“Fever Dreams” at Theaterworks Hartford
Robert Schneider in Connecticut
21 October 2024
If Luke Cantarella’s set for Fever Dreams (of animals on the verge of extinction) at TheaterWorks Hartford were an Air BnB, it would be booked constantly. Cantarella has fashioned a cabin in the woods, rustic but homey and just right for two. What’s more, it’s fully stocked and packed with details—right down to the pesky kitchen cabinet door that won’t stay closed though the owner keeps promising to fix it. There’s a screen porch for cuddling, a firepit for soulful conversation, and a fridge to cool the wine. At night you can hear cicadas in the trees. As a love nest for a couple suffering from long-term adultery, however, the cabin has one big drawback: her husband can find it. In fact, he’s known about it for quite some time.
Doug Savant and Tim DeKay.
Photo credit: Michael Marques.
Armed with this information, the reader can be excused for imagining Fever Dreams to be a drama of marital infidelity. It’s more complicated than that. The author, Jeffrey Lieber, who has had a long career in television as a writer and show runner, has packed a whole season of revelations into one play. For starters, the adulterers, a doctor named Zack and a wildlife biologist named Adele, have strict rules about what they can communicate when they’re not at the cabin, so there is a host of unresolved issues for them to delve into when they finally get together. Their dialogue is televisual and talky-cute. Adele, especially, is loquacious on the subject of not communicating with Zach. She’s built a wall between their trysts and the rest of her life. (That’s the term she uses: “There’s a wall.”) They love to talk and there’s no practical barrier to them dropping each other a line between their annual (or semi-annual) rendezvous. Under the circumstances, the play isn’t so much about isolation as insulation; the characters have done this to themselves.
As a result, when the husband, a musician named Miller, eventually shows up, we know very little about him and even less about the nature of his marriage to Adele. The first act piles up mysteries for the second act to resolve. Why would the husband risk upsetting an arrangement which suits him? Why does he mostly want to talk about things that happened 30 years ago? Why is he drinking so much? Why does he keep a single bullet in his revolver? From the playwright’s point of view, these circumstances answer each other. He comes so he can talk. He drinks so he can talk more. He has a single bullet in the revolver because this instrument is bound to go off. (Yes, Chekhov’s theory about the firearm introduced in the first act that never goes to waste is proved once again.) From my point of view, however, this exquisite cabin begins to look like a place where self-dramatizing people can come to self-dramatize.
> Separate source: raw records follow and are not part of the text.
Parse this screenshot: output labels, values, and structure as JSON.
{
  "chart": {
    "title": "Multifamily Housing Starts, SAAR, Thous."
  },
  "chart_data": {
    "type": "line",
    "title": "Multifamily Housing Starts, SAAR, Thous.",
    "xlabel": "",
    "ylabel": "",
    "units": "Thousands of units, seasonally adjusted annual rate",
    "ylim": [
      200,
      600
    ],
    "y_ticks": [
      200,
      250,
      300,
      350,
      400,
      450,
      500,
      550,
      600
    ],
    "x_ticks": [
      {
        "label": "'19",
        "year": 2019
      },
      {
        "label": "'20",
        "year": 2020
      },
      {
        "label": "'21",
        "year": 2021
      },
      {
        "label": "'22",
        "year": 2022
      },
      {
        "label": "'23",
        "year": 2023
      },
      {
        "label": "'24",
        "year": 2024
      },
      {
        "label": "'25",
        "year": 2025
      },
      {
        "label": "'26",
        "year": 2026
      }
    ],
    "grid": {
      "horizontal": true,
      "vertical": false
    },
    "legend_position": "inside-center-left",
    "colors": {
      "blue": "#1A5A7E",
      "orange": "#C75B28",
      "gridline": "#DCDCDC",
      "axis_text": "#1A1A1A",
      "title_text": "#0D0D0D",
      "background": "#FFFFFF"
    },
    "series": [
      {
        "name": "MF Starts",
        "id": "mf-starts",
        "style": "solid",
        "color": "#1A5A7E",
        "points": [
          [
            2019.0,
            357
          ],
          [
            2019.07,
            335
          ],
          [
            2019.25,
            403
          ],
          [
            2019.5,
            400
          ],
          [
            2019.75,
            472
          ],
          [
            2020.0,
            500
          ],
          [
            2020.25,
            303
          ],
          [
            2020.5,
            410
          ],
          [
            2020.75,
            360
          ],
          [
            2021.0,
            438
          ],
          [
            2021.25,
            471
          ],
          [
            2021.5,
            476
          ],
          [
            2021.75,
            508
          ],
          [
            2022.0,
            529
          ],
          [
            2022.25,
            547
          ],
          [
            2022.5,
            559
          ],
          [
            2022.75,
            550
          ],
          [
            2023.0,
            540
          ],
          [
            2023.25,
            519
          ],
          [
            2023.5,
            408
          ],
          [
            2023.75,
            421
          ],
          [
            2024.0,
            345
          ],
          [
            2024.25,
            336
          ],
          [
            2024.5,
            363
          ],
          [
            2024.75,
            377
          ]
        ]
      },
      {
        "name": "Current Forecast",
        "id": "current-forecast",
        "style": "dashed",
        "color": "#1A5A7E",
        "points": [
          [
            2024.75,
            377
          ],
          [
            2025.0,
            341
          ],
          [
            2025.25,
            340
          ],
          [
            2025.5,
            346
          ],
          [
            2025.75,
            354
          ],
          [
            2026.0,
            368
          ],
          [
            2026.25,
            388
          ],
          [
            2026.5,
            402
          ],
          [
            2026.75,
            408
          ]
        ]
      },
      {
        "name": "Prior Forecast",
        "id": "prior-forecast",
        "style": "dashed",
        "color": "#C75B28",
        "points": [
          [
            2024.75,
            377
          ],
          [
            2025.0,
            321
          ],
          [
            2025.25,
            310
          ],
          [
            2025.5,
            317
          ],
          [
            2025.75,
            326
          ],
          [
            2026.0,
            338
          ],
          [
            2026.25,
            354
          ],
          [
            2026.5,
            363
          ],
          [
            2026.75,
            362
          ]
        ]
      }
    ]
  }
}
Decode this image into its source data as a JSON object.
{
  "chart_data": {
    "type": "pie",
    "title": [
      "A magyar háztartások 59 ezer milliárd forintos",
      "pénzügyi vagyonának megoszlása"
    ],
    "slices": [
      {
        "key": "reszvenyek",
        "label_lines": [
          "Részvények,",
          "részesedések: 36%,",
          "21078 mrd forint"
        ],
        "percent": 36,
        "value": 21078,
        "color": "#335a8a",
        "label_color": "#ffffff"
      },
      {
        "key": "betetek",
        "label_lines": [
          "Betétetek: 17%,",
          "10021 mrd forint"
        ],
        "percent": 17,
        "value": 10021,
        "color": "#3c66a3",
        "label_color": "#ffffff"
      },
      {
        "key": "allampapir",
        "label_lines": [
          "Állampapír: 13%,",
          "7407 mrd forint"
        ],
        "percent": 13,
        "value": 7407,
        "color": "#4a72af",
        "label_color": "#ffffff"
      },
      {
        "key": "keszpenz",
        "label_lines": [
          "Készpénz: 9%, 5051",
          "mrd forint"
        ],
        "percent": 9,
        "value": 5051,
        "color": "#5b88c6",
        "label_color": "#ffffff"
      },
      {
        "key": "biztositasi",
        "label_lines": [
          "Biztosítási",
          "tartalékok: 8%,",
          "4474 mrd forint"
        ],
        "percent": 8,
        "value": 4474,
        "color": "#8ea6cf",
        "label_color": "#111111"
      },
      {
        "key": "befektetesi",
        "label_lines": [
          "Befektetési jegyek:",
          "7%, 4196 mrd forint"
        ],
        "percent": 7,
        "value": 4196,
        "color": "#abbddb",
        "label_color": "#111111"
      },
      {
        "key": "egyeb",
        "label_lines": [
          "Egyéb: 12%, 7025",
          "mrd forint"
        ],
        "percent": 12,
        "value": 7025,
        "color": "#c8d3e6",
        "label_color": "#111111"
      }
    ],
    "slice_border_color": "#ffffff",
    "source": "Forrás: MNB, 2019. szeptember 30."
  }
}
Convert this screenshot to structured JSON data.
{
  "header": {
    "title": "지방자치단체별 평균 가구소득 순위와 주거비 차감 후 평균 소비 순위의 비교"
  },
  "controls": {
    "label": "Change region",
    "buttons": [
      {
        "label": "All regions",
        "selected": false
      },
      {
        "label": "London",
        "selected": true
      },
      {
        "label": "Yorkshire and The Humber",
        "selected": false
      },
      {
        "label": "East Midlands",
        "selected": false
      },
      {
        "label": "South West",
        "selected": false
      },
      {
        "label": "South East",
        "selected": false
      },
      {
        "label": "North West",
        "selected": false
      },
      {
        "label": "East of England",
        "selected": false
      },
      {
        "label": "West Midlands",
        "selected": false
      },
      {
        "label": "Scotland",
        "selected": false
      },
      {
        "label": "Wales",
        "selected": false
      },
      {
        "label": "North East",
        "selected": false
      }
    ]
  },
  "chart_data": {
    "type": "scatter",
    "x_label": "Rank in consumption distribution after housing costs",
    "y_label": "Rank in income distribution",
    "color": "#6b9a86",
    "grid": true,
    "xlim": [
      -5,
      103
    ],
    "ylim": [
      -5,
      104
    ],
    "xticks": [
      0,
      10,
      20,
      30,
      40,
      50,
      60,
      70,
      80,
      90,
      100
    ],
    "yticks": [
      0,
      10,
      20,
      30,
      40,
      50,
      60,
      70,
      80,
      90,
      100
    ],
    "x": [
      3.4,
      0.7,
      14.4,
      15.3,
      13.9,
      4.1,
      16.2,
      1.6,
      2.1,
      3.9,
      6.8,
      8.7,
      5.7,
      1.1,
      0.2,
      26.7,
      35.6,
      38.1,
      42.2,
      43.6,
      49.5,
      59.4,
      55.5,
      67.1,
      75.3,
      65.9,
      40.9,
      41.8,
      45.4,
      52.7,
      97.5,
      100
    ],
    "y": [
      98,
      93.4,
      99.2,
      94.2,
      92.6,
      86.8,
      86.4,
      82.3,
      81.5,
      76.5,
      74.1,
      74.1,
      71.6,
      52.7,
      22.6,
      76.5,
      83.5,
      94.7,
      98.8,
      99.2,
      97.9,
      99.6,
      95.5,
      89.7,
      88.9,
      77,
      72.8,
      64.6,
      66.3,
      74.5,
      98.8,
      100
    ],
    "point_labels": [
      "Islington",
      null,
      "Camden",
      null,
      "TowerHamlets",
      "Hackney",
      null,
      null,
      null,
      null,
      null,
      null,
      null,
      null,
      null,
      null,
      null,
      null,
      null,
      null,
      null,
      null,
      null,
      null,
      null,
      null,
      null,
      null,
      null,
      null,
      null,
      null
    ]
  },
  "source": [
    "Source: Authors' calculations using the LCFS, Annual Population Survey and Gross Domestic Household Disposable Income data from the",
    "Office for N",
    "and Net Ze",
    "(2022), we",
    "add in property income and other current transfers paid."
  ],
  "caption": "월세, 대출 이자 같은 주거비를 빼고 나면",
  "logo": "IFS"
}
It doesn’t help that Adele (played by Lana Young) in an extended simile, compares their mating habits to those of a species of beetle. Or that Miller (Tim DeKay) opines with small provocation that “wandering in the dark is the rhythm section of grief”. Adele’s persistent anthropomorphizing of the animals she studies goes ill with her profession as a scientist. For his part, Zack (Doug Savant) carefully washes his hands in the best medical manner, then dries them on his shirt and uses them to smooth his hair before he stitches up the wound—not the most careful of physicians.
Fever Dreams is one of those remorselessly calculated plays, nowadays grown rare, that can be summarized with a list of required props: revolver, box with an engagement ring, single bullet (found in revolver later), guitar, whisky bottle, surgical kit, a note found in a dead man’s shoe and, finally, a portable electric drill to fix the cabinet door.
One of the hazards of a fully realized, three-dimensional set is that it leads the spectator to expect the same qualities from the action that’s played within it. If not, all the realism stays in the scenery. The actors do as much and as well as anyone possibly could with this material. Rob Ruggiero’s direction is more than capable, but these Fever Dreams could have been avoided with a few lengthy phone calls.